ルールセットの表示では、Cloudflareはデフォルトモード下で各ルールのデフォルトのアクションを一覧表示しています。特定のCloudflare****管理ルールセット内で、個々のルールに使用できるモードは次のとおりです。
- デフォルト(Default) - 特定のルールを表示する際に_デフォルトモード_の下に表示されるデフォルトアクションを実行します。
- 無効化(Disable)- グループ内で特定のルールをOffにします**。**
- ブロック (Block)- リクエストを破棄します。
- 従来型のCAPTCHA - 訪問者にCAPTCHAチャレンジページを送信します。
- シミュレート - リクエストは許可されますが、アクティビティログに記録されます。
CloudflareのWAF changelogでは、お客様がCloudflareマネージドルールセットに対して実行中の変更をモニタリングできます。

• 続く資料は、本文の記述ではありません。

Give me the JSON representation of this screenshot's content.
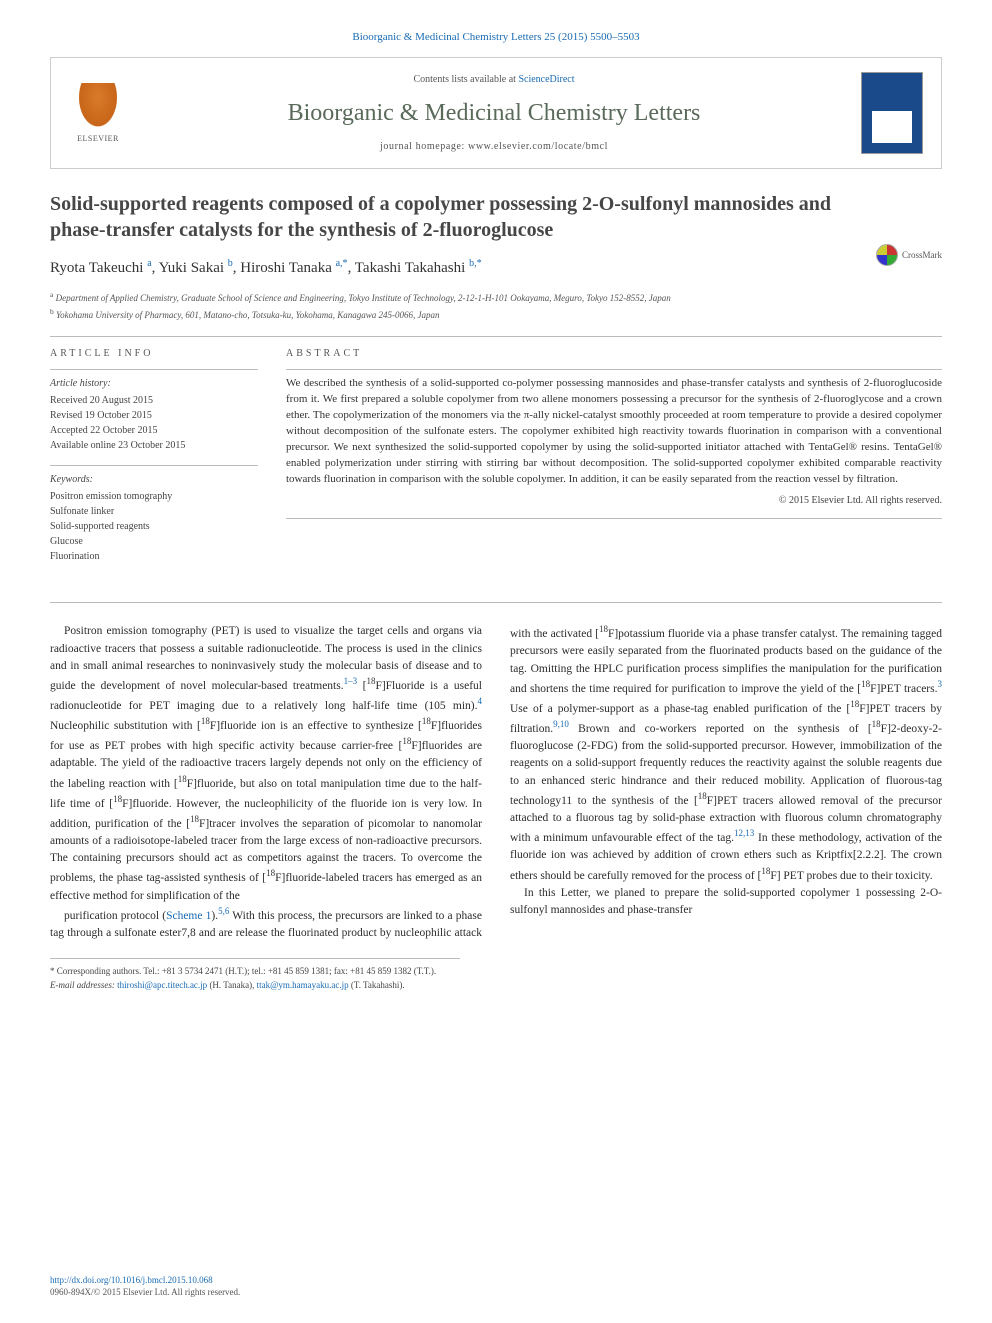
{
  "top_citation": "Bioorganic & Medicinal Chemistry Letters 25 (2015) 5500–5503",
  "header": {
    "contents_prefix": "Contents lists available at ",
    "contents_link": "ScienceDirect",
    "journal_name": "Bioorganic & Medicinal Chemistry Letters",
    "homepage_label": "journal homepage: www.elsevier.com/locate/bmcl",
    "publisher_logo_text": "ELSEVIER"
  },
  "crossmark_label": "CrossMark",
  "title": "Solid-supported reagents composed of a copolymer possessing 2-O-sulfonyl mannosides and phase-transfer catalysts for the synthesis of 2-fluoroglucose",
  "authors_html": "Ryota Takeuchi <sup>a</sup>, Yuki Sakai <sup>b</sup>, Hiroshi Tanaka <sup class='link'>a,*</sup>, Takashi Takahashi <sup class='link'>b,*</sup>",
  "affiliations": [
    "a Department of Applied Chemistry, Graduate School of Science and Engineering, Tokyo Institute of Technology, 2-12-1-H-101 Ookayama, Meguro, Tokyo 152-8552, Japan",
    "b Yokohama University of Pharmacy, 601, Matano-cho, Totsuka-ku, Yokohama, Kanagawa 245-0066, Japan"
  ],
  "article_info": {
    "heading": "ARTICLE INFO",
    "history_label": "Article history:",
    "history": [
      "Received 20 August 2015",
      "Revised 19 October 2015",
      "Accepted 22 October 2015",
      "Available online 23 October 2015"
    ],
    "keywords_label": "Keywords:",
    "keywords": [
      "Positron emission tomography",
      "Sulfonate linker",
      "Solid-supported reagents",
      "Glucose",
      "Fluorination"
    ]
  },
  "abstract": {
    "heading": "ABSTRACT",
    "text": "We described the synthesis of a solid-supported co-polymer possessing mannosides and phase-transfer catalysts and synthesis of 2-fluoroglucoside from it. We first prepared a soluble copolymer from two allene monomers possessing a precursor for the synthesis of 2-fluoroglycose and a crown ether. The copolymerization of the monomers via the π-ally nickel-catalyst smoothly proceeded at room temperature to provide a desired copolymer without decomposition of the sulfonate esters. The copolymer exhibited high reactivity towards fluorination in comparison with a conventional precursor. We next synthesized the solid-supported copolymer by using the solid-supported initiator attached with TentaGel® resins. TentaGel® enabled polymerization under stirring with stirring bar without decomposition. The solid-supported copolymer exhibited comparable reactivity towards fluorination in comparison with the soluble copolymer. In addition, it can be easily separated from the reaction vessel by filtration.",
    "copyright": "© 2015 Elsevier Ltd. All rights reserved."
  },
  "body": {
    "p1": "Positron emission tomography (PET) is used to visualize the target cells and organs via radioactive tracers that possess a suitable radionucleotide. The process is used in the clinics and in small animal researches to noninvasively study the molecular basis of disease and to guide the development of novel molecular-based treatments.1–3 [18F]Fluoride is a useful radionucleotide for PET imaging due to a relatively long half-life time (105 min).4 Nucleophilic substitution with [18F]fluoride ion is an effective to synthesize [18F]fluorides for use as PET probes with high specific activity because carrier-free [18F]fluorides are adaptable. The yield of the radioactive tracers largely depends not only on the efficiency of the labeling reaction with [18F]fluoride, but also on total manipulation time due to the half-life time of [18F]fluoride. However, the nucleophilicity of the fluoride ion is very low. In addition, purification of the [18F]tracer involves the separation of picomolar to nanomolar amounts of a radioisotope-labeled tracer from the large excess of non-radioactive precursors. The containing precursors should act as competitors against the tracers. To overcome the problems, the phase tag-assisted synthesis of [18F]fluoride-labeled tracers has emerged as an effective method for simplification of the",
    "p2": "purification protocol (Scheme 1).5,6 With this process, the precursors are linked to a phase tag through a sulfonate ester7,8 and are release the fluorinated product by nucleophilic attack with the activated [18F]potassium fluoride via a phase transfer catalyst. The remaining tagged precursors were easily separated from the fluorinated products based on the guidance of the tag. Omitting the HPLC purification process simplifies the manipulation for the purification and shortens the time required for purification to improve the yield of the [18F]PET tracers.3 Use of a polymer-support as a phase-tag enabled purification of the [18F]PET tracers by filtration.9,10 Brown and co-workers reported on the synthesis of [18F]2-deoxy-2-fluoroglucose (2-FDG) from the solid-supported precursor. However, immobilization of the reagents on a solid-support frequently reduces the reactivity against the soluble reagents due to an enhanced steric hindrance and their reduced mobility. Application of fluorous-tag technology11 to the synthesis of the [18F]PET tracers allowed removal of the precursor attached to a fluorous tag by solid-phase extraction with fluorous column chromatography with a minimum unfavourable effect of the tag.12,13 In these methodology, activation of the fluoride ion was achieved by addition of crown ethers such as Kriptfix[2.2.2]. The crown ethers should be carefully removed for the process of [18F] PET probes due to their toxicity.",
    "p3": "In this Letter, we planed to prepare the solid-supported copolymer 1 possessing 2-O-sulfonyl mannosides and phase-transfer"
  },
  "footnotes": {
    "corr_label": "* Corresponding authors. Tel.: +81 3 5734 2471 (H.T.); tel.: +81 45 859 1381; fax: +81 45 859 1382 (T.T.).",
    "email_label": "E-mail addresses:",
    "email1": "thiroshi@apc.titech.ac.jp",
    "email1_who": "(H. Tanaka),",
    "email2": "ttak@ym.hamayaku.ac.jp",
    "email2_who": "(T. Takahashi)."
  },
  "footer": {
    "doi": "http://dx.doi.org/10.1016/j.bmcl.2015.10.068",
    "issn": "0960-894X/© 2015 Elsevier Ltd. All rights reserved."
  },
  "colors": {
    "link": "#1a6bb3",
    "heading": "#5a6a5a",
    "text": "#333333",
    "rule": "#bbbbbb"
  }
}
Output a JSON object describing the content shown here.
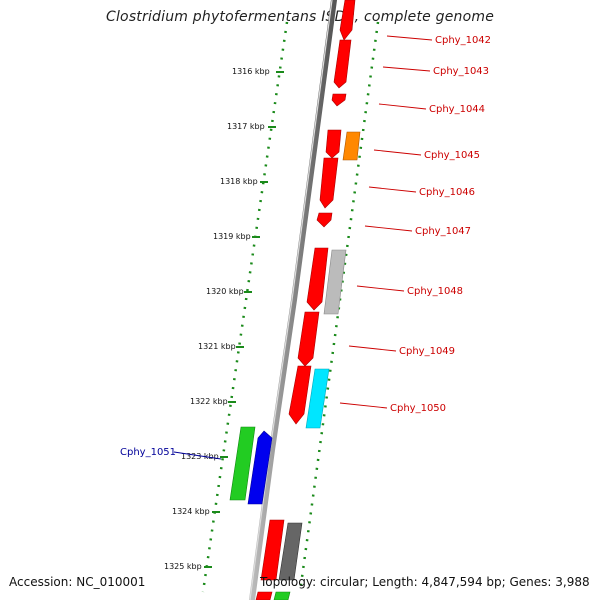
{
  "title": "Clostridium phytofermentans ISDg, complete genome",
  "accession_text": "Accession: NC_010001",
  "summary_text": "Topology: circular; Length: 4,847,594 bp; Genes: 3,988",
  "colors": {
    "red": "#ff0000",
    "orange": "#ff8800",
    "light_gray": "#bbbbbb",
    "dark_gray": "#666666",
    "cyan": "#00e6ff",
    "green": "#22cc22",
    "blue": "#0000ee",
    "forward_label": "#cc0000",
    "reverse_label": "#000099",
    "tick_green": "#1a8a1a",
    "backbone": "#888888"
  },
  "ticks": [
    {
      "label": "1316 kbp"
    },
    {
      "label": "1317 kbp"
    },
    {
      "label": "1318 kbp"
    },
    {
      "label": "1319 kbp"
    },
    {
      "label": "1320 kbp"
    },
    {
      "label": "1321 kbp"
    },
    {
      "label": "1322 kbp"
    },
    {
      "label": "1323 kbp"
    },
    {
      "label": "1324 kbp"
    },
    {
      "label": "1325 kbp"
    }
  ],
  "gene_labels": [
    {
      "text": "Cphy_1042",
      "strand": "forward"
    },
    {
      "text": "Cphy_1043",
      "strand": "forward"
    },
    {
      "text": "Cphy_1044",
      "strand": "forward"
    },
    {
      "text": "Cphy_1045",
      "strand": "forward"
    },
    {
      "text": "Cphy_1046",
      "strand": "forward"
    },
    {
      "text": "Cphy_1047",
      "strand": "forward"
    },
    {
      "text": "Cphy_1048",
      "strand": "forward"
    },
    {
      "text": "Cphy_1049",
      "strand": "forward"
    },
    {
      "text": "Cphy_1050",
      "strand": "forward"
    },
    {
      "text": "Cphy_1051",
      "strand": "reverse"
    }
  ]
}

パッケージ:OWASP ModSecurity Core Rule Set
CloudflareのOWASPパッケージについて
パッケージ:OWASP ModSecurity Core Rule Set が、OWASPルールのトリガー数に基づいて、各リクエストにスコアを割り当てます。 OWASPルールの中には、他よりも感度スコアが高いものもあります。OWASPがリクエストを評価した後、Cloudflareは、最終スコアとドメインに設定された感度を比較します。スコアが感度を超えている場合、OWASP ModSecurity Core Rule Setパッケージ内で設定されているアクションに基づいて、リクエストが処理されます:
- ブロック - リクエストを破棄します。
- チャレンジ - 訪問者に対してCAPTCHAチャレンジページを送信します。
- シミュレート - リクエストは許可されますが、アクティビティログに記録されます。

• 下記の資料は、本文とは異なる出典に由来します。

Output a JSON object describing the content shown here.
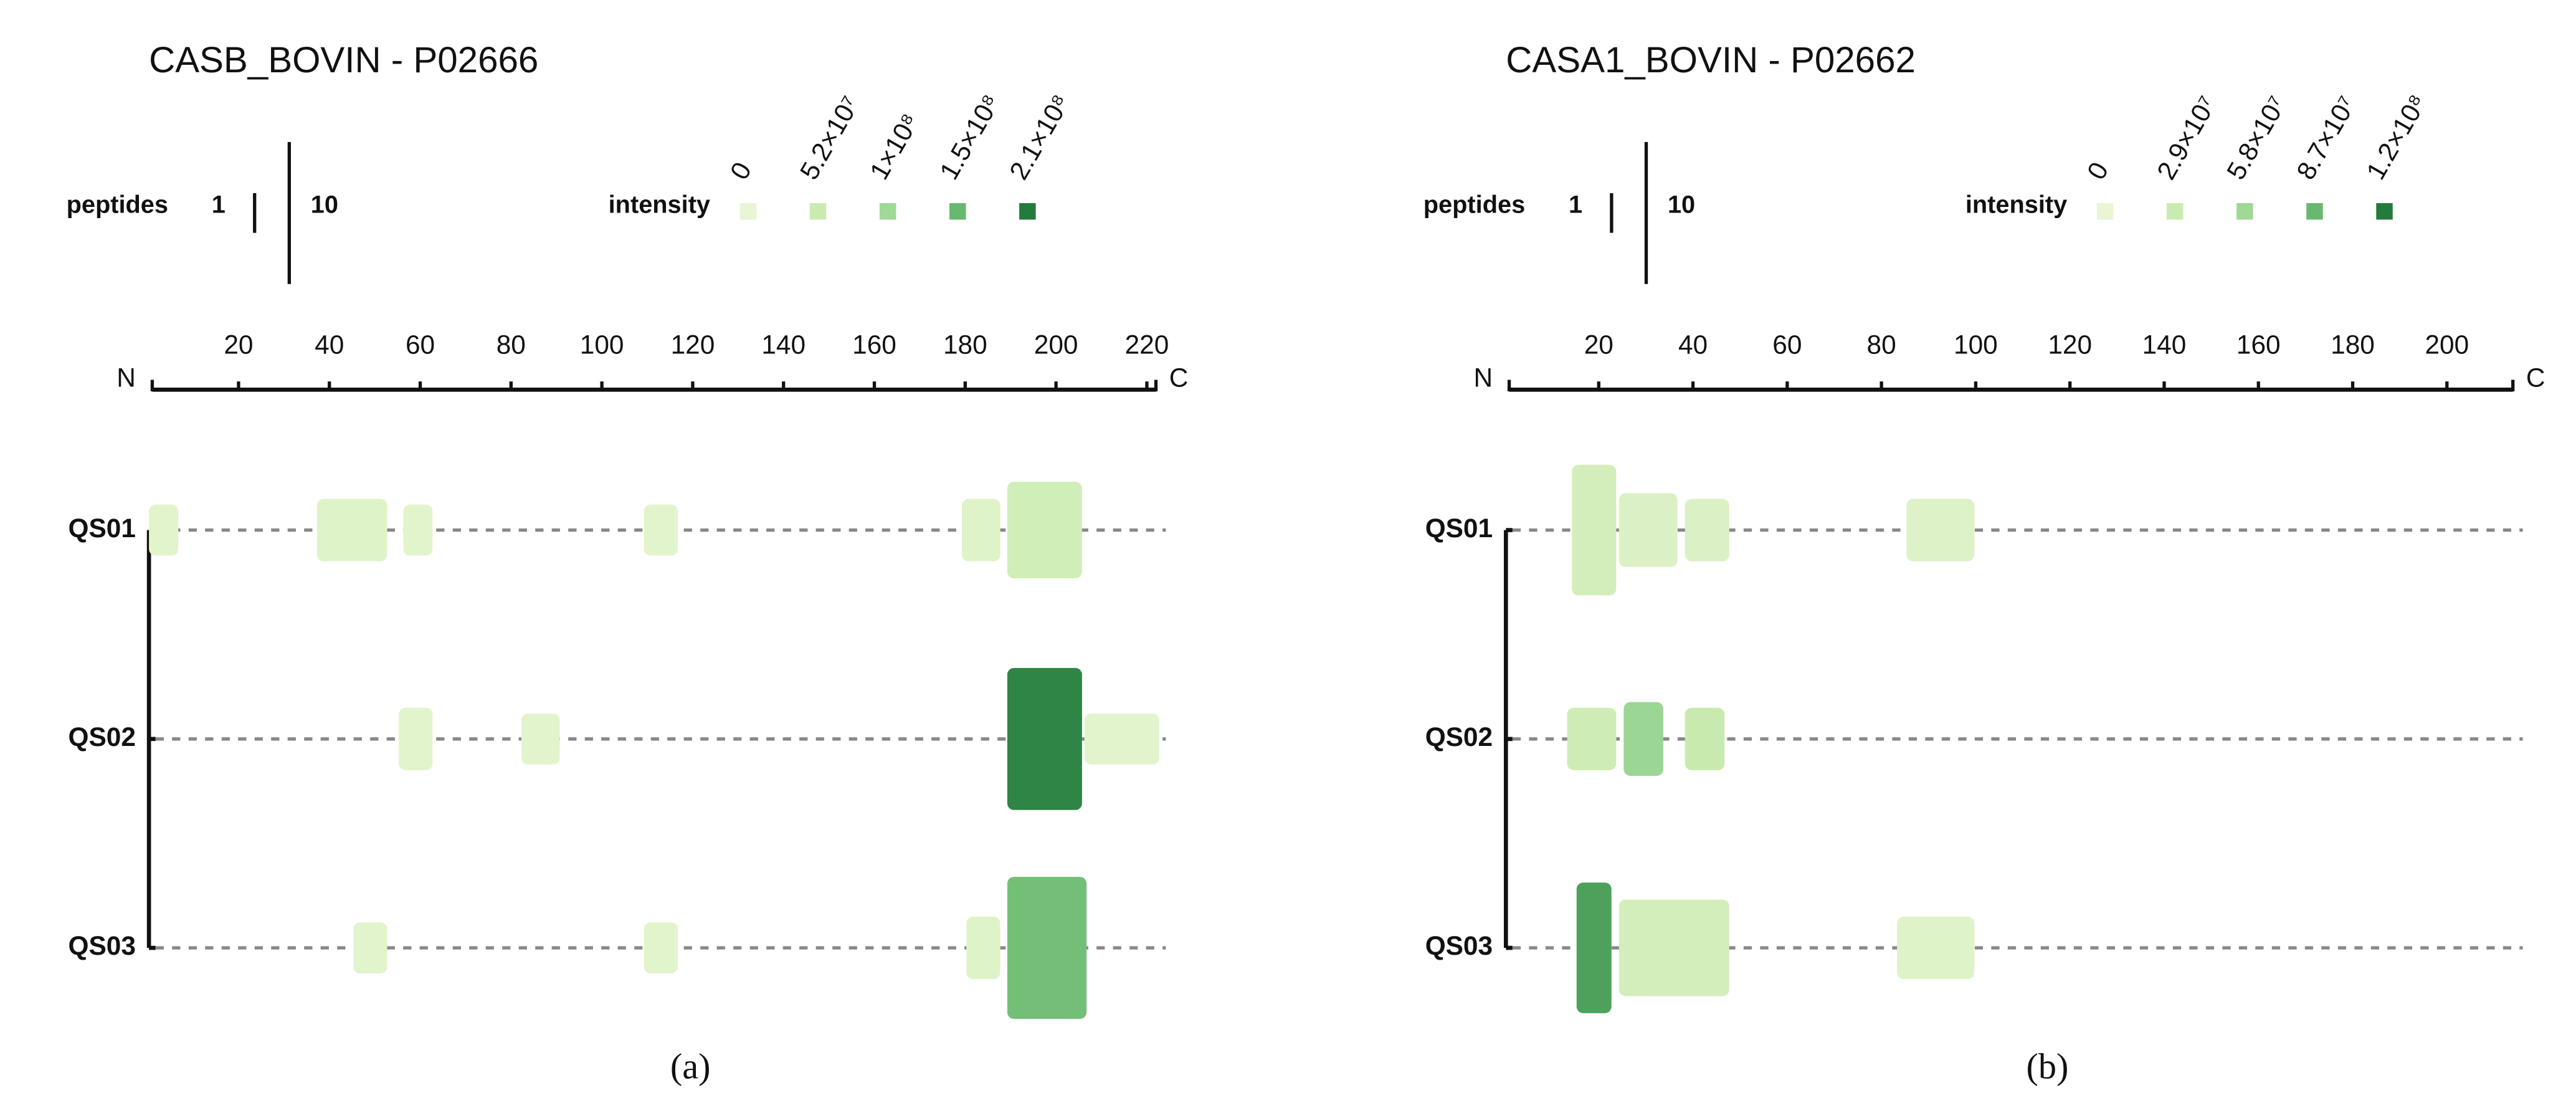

特定の感度のために、WAFのトリガーが必要になる感度スコアは次の通りです:
- 低 - 60位上
- 中 - 40以上
- 高 - 25以上
Ajax リクエストの場合は、代わりに次のスコアが適用されます。
- 低 - 120以上
- 中 - 80以上
- 高 - 65以上
アクティビティログを表示して、最終スコアとトリガーされたルールをそれぞれ確認します。
CloudflareのOWASPパッケージの管理
パッケージ:OWASP ModSecurity Core Rule Setには、 OWASPプロジェクトのルールがいくつか含まれています。CloudflareはOWASPルールの記述やキュレートを行いません。グループの下にあるルールセット名をクリックして、ルール説明を表示します。Cloudflare管理ルールセットとは異なり、特定のOWASPルールが_On_または_Off_になります。

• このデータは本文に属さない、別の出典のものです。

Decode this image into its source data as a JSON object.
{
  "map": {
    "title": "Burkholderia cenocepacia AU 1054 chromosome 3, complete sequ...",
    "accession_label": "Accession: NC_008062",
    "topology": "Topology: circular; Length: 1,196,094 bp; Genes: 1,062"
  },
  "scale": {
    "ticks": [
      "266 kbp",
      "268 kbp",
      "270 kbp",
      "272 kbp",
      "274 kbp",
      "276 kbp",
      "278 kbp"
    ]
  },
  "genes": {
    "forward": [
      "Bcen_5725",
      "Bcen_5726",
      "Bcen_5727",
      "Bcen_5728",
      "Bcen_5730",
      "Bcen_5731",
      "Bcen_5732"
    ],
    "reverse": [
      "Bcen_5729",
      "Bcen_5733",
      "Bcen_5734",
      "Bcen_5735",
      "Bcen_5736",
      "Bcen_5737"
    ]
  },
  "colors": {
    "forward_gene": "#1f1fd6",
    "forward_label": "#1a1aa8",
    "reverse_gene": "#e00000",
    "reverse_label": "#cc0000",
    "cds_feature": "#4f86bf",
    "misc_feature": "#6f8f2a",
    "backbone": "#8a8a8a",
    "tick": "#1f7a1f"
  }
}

OWASP Thresholdsを管理するには、パッケージ: OWASP ModSecurity Core Rule Setの下にある_感度_を_低_、中、高に設定します。感度の設定を_Off_にすると、ルールを含めたOWASPパッケージ全体が無効になります。ビジネス業界や業務に応じて適切な感度を決めます。たとえば、_「低」_の設定が適切なのは次の場合です。
- WAFをトリガーする可能性が高い特定のビジネス業界、そして
- 大きなファイルのアップロード。
Cloudflareでは、最初に感度を_低_に設定し、感度を上げる前に誤検知の確認を行うことをお勧めしています。